Panair do Brasil

O legado de um dos mais importantes empreendedores da História nacional acaba de virar um documentário de longa-metragem.

“Mario Wallace Simonsen, entre a memória e a história”, dirigido por Ricardo Pinto e Silva, é uma iniciativa inédita de transmitir ao público os fatos e eventos que tornaram o personagem-título um dos homens mais ricos do país nas décadas de 1950 e 1960, e também os que provocaram sua rápida derrocada econômica e morte, durante a ditadura militar.

Com 110 minutos, a produção, que traz depoimentos e imagens de arquivo nunca antes vistos, acaba de ser lançada nas plataformas NOW, Looke, VivoPlay e OiPlay. Em junho, entrará também na grade do Canal Brasil.

“Tivemos o zelo e a responsabilidade de realizar uma pesquisa documental profunda e de ouvir os diversos lados”, destaca o cineasta. “O objetivo do filme é contribuir com o restabelecimento da verdade histórica sobre Simonsen, que foi difamado e intencionalmente apagado, e perpetuá-la para as atuais e próximas gerações”.

O documentário narra as origens de Simonsen e como ele construiu seu conglomerado de mais de 30 firmas, entre as quais figuraram a legendária companhia aérea Panair do Brasil, a vanguardista TV Excelsior, o Sirva-se (primeiro supermercado do Brasil), a Wasim (trading company com escritório em 53 países) e a Comal – Companhia Comercial Paulista de Café (maior player brasileira no setor, numa época em que o grão ainda respondia por dois terços das exportações nacionais).

Depois, a produção foca as investidas devastadoras e inacreditavelmente rápidas que derrubaram o empresário, logo após o Golpe civil-militar de 1964. Gigantes como a Panair e Comal foram simplesmente proibidas de funcionar e fechadas, sem aviso prévio ou direito de defesa.

Com o patrimônio pessoal sequestrado, o próprio Simonsen faleceu, aos 56 anos – ele acabara de sofrer o trauma da morte da esposa e havia se autoexilado em Orgevall, na França. Ao investigar os motivos para essa perseguição, a equipe do filme chegou a conclusões perturbadoras, um dos destaques do roteiro.

Entre as fontes mais importantes consta a filha do personagem, Marylou Simonsen, que nunca havia falado sobre esse assunto com profundidade.

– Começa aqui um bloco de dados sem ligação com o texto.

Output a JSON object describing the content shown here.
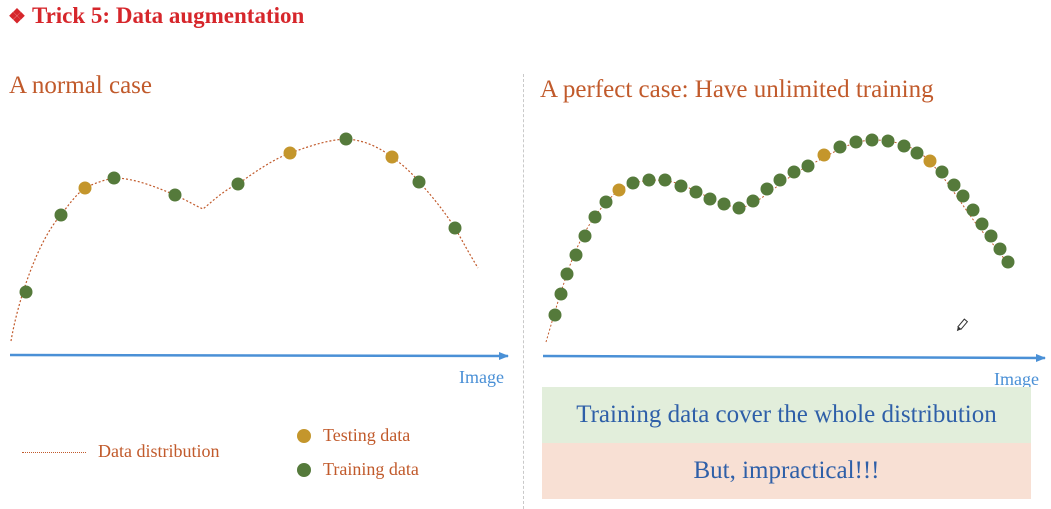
{
  "title": {
    "bullet": "❖",
    "text": "Trick 5: Data augmentation"
  },
  "left_panel": {
    "heading": "A normal case",
    "axis_label": "Image",
    "legend": {
      "distribution": "Data distribution",
      "testing": "Testing data",
      "training": "Training data"
    }
  },
  "right_panel": {
    "heading": "A perfect case: Have unlimited training",
    "axis_label": "Image",
    "box_top": "Training data cover the whole distribution",
    "box_bottom": "But, impractical!!!"
  },
  "colors": {
    "title": "#d6262b",
    "heading": "#c15a2b",
    "axis": "#4a90d6",
    "testing": "#c4962c",
    "training": "#557a3b",
    "curve": "#c15a2b",
    "box_top_bg": "#e2eedb",
    "box_bottom_bg": "#f8e0d4",
    "box_text": "#2e5fa8"
  },
  "icons": {
    "title_bullet": "diamond-bullet-icon",
    "cursor": "pen-cursor-icon"
  }
}
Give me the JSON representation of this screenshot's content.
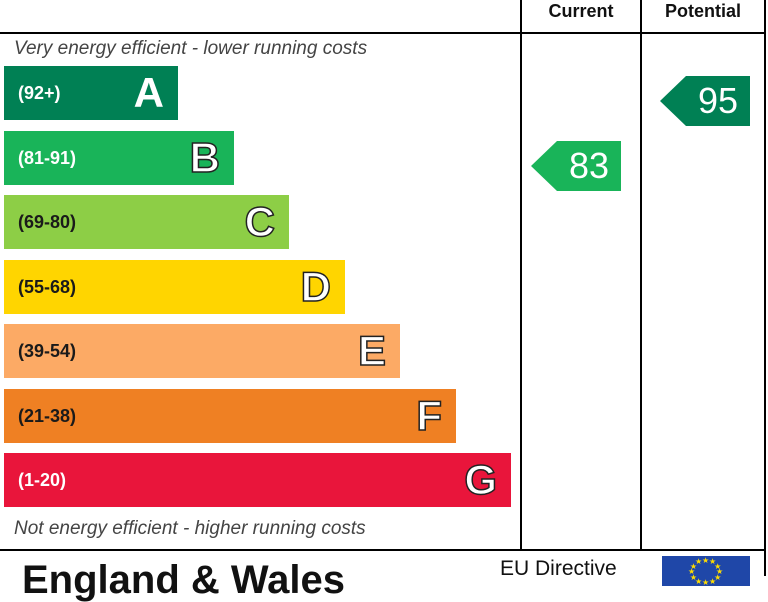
{
  "header": {
    "current_label": "Current",
    "potential_label": "Potential"
  },
  "notes": {
    "top": "Very energy efficient - lower running costs",
    "bottom": "Not energy efficient - higher running costs"
  },
  "bands": [
    {
      "letter": "A",
      "range": "(92+)",
      "color": "#008054"
    },
    {
      "letter": "B",
      "range": "(81-91)",
      "color": "#19b459"
    },
    {
      "letter": "C",
      "range": "(69-80)",
      "color": "#8dce46"
    },
    {
      "letter": "D",
      "range": "(55-68)",
      "color": "#ffd500"
    },
    {
      "letter": "E",
      "range": "(39-54)",
      "color": "#fcaa65"
    },
    {
      "letter": "F",
      "range": "(21-38)",
      "color": "#ef8023"
    },
    {
      "letter": "G",
      "range": "(1-20)",
      "color": "#e9153b"
    }
  ],
  "ratings": {
    "current": {
      "value": "83",
      "band": "B",
      "color": "#19b459"
    },
    "potential": {
      "value": "95",
      "band": "A",
      "color": "#008054"
    }
  },
  "footer": {
    "title": "England & Wales",
    "eu_directive": "EU Directive"
  }
}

“Eu e meus irmãos sofremos bastante quando tudo aconteceu. Na época, era muito jovem e fiquei revoltada. Mas, com o passar dos anos, percebi que nutrir aquele tipo de sentimento ia contra tudo o que meu pai me ensinou. A semente que ele nos transmitiu foi a do amor e, principalmente, o amor pelo Brasil”, diz Marylou. “Ele merecia esse reconhecimento. Eu sou muito grata a todos que participaram desse documentário. Além de fazer justiça ao meu pai, o filme serve também de alerta para que algo como aquilo nunca mais aconteça com ninguém”.

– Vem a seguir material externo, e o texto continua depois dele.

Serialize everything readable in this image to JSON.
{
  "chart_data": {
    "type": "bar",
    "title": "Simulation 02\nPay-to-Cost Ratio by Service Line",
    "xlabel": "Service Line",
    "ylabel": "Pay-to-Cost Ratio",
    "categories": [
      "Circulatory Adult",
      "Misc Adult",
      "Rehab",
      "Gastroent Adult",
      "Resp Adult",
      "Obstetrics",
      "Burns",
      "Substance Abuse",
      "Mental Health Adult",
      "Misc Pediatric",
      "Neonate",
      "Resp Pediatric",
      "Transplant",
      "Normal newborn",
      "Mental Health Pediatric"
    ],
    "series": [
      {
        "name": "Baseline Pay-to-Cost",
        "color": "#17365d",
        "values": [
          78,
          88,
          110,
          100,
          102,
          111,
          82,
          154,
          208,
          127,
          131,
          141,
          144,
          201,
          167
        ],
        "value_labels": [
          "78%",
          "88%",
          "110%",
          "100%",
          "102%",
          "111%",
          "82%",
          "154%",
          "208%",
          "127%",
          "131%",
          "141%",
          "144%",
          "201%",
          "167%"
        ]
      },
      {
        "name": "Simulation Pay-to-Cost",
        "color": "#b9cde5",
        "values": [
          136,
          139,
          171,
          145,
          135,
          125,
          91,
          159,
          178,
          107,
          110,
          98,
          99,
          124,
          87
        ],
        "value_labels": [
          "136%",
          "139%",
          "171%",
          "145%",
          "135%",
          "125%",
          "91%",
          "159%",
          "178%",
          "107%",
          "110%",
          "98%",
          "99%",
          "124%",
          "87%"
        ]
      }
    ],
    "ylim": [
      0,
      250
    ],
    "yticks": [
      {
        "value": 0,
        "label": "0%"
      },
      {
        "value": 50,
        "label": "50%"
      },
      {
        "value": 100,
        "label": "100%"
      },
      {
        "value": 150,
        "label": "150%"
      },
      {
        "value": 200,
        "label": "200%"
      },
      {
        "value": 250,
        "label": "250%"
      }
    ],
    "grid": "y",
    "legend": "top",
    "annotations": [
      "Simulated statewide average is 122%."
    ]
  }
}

Para materializar o projeto, Pinto e Silva recrutou uma equipe especialista. O jornalista Daniel Leb Sasaki, autor do livro “Pouso forçado”, sobre a destruição da Panair, realizou as pesquisas, preparou as entrevistas e contribuiu no roteiro, ao lado do diretor.

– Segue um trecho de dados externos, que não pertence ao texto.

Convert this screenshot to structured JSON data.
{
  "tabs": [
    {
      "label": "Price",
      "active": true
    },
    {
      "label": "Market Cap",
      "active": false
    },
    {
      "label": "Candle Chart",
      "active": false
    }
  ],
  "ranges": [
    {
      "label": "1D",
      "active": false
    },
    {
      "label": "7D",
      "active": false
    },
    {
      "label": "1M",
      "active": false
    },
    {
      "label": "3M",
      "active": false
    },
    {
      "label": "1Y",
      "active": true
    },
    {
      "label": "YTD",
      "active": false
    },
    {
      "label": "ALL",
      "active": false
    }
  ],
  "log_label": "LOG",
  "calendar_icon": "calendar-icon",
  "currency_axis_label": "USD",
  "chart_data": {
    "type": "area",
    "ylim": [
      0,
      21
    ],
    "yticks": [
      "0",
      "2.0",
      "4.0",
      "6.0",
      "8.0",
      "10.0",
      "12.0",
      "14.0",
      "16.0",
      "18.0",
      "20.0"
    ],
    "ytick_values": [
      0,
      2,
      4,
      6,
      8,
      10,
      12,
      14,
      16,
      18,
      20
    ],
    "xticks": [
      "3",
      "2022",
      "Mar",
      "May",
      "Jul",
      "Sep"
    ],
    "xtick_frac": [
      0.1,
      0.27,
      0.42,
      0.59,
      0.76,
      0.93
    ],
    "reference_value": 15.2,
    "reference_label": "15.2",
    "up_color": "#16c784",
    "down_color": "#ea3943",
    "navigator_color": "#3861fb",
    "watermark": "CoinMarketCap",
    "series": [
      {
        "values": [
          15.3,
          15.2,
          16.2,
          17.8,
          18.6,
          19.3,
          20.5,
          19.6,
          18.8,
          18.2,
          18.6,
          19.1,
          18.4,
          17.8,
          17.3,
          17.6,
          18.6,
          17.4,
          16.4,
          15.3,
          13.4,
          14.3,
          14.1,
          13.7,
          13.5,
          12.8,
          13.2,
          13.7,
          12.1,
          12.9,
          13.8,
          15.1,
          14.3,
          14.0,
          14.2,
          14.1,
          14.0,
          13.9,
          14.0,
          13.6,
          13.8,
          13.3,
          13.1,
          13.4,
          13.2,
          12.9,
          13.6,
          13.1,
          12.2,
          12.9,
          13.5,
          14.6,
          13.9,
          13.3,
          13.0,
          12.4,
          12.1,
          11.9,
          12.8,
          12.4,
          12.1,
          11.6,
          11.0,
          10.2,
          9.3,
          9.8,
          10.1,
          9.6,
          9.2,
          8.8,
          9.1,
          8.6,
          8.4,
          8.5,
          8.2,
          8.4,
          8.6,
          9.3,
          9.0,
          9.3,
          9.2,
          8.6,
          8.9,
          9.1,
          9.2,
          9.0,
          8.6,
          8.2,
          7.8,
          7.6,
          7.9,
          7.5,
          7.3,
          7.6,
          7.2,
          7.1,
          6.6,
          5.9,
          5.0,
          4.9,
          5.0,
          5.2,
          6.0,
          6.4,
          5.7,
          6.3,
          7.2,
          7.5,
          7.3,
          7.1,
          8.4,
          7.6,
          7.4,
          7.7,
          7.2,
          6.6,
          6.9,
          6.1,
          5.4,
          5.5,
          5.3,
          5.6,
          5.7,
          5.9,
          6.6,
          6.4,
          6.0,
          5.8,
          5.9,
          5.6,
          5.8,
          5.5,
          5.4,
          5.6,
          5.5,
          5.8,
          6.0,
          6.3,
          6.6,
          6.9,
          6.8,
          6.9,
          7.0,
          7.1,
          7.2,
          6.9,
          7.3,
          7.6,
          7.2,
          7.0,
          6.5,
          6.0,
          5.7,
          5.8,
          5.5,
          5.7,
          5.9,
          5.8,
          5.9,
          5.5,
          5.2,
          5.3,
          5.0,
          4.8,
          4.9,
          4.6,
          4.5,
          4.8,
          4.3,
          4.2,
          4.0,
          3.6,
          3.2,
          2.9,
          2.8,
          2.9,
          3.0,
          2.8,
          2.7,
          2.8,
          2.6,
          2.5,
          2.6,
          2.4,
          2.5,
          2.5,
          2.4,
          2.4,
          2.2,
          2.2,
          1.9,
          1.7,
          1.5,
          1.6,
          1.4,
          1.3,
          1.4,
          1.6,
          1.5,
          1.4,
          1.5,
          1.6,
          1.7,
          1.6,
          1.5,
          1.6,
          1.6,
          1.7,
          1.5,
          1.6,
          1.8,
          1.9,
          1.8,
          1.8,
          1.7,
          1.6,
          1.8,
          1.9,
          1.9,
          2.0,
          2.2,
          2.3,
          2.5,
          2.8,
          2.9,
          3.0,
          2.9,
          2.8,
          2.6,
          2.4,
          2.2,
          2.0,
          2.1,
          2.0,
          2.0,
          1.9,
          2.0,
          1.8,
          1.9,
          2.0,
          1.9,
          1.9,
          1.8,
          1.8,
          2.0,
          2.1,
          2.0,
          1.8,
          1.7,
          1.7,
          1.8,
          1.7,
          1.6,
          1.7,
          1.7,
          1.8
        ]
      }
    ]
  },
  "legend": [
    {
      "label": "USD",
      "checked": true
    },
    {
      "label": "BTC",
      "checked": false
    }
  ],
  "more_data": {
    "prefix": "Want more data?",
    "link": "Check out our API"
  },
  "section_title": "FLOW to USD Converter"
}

A fotografia é de M Teriya R, com quem o cineasta já trabalhara em outro longa, ficcional. A música original ficou a cargo de Ricardo Severo, que possui vasta experiência, tanto no audiovisual como no teatro.

O time vasculhou acervos, estudou milhares de documentos e entrevistou pessoas que conheceram o empresário, pessoal ou profissionalmente. Artistas como Tarcísio Meira, Glória Menezes e Bibi Ferreira, autores e executivos como Lauro César Muniz, Boni e Álvaro de Moya, por exemplo, ajudaram a contar a história da Excelsior.

Rodolfo da Rocha Miranda, filho de Celso da Rocha Miranda, o sócio de Simonsen na Panair, também participou.

“Era o negócio em que os dois investiram juntos. A Panair era a mais importante companhia aérea brasileira, com operações em quatro continentes, e dona de aeroportos, infraestrutura de telecomunicações aeronáuticas e da melhor oficina de revisão de motores. Papai e Seu Mario foram muito ousados: nacionalizaram totalmente aquele empreendimento, antes ligado à Pan Am, que dominava a aviação em todo o mundo”, conta. Ao todo, a equipe filmou 41 entrevistados.

Além de ser exibido on-demand por diversos dispositivos e na TV, “Mario Wallace Simonsen, entre a memória e a história”, terá futuramente uma versão em DVD. O início da comercialização será anunciado em breve.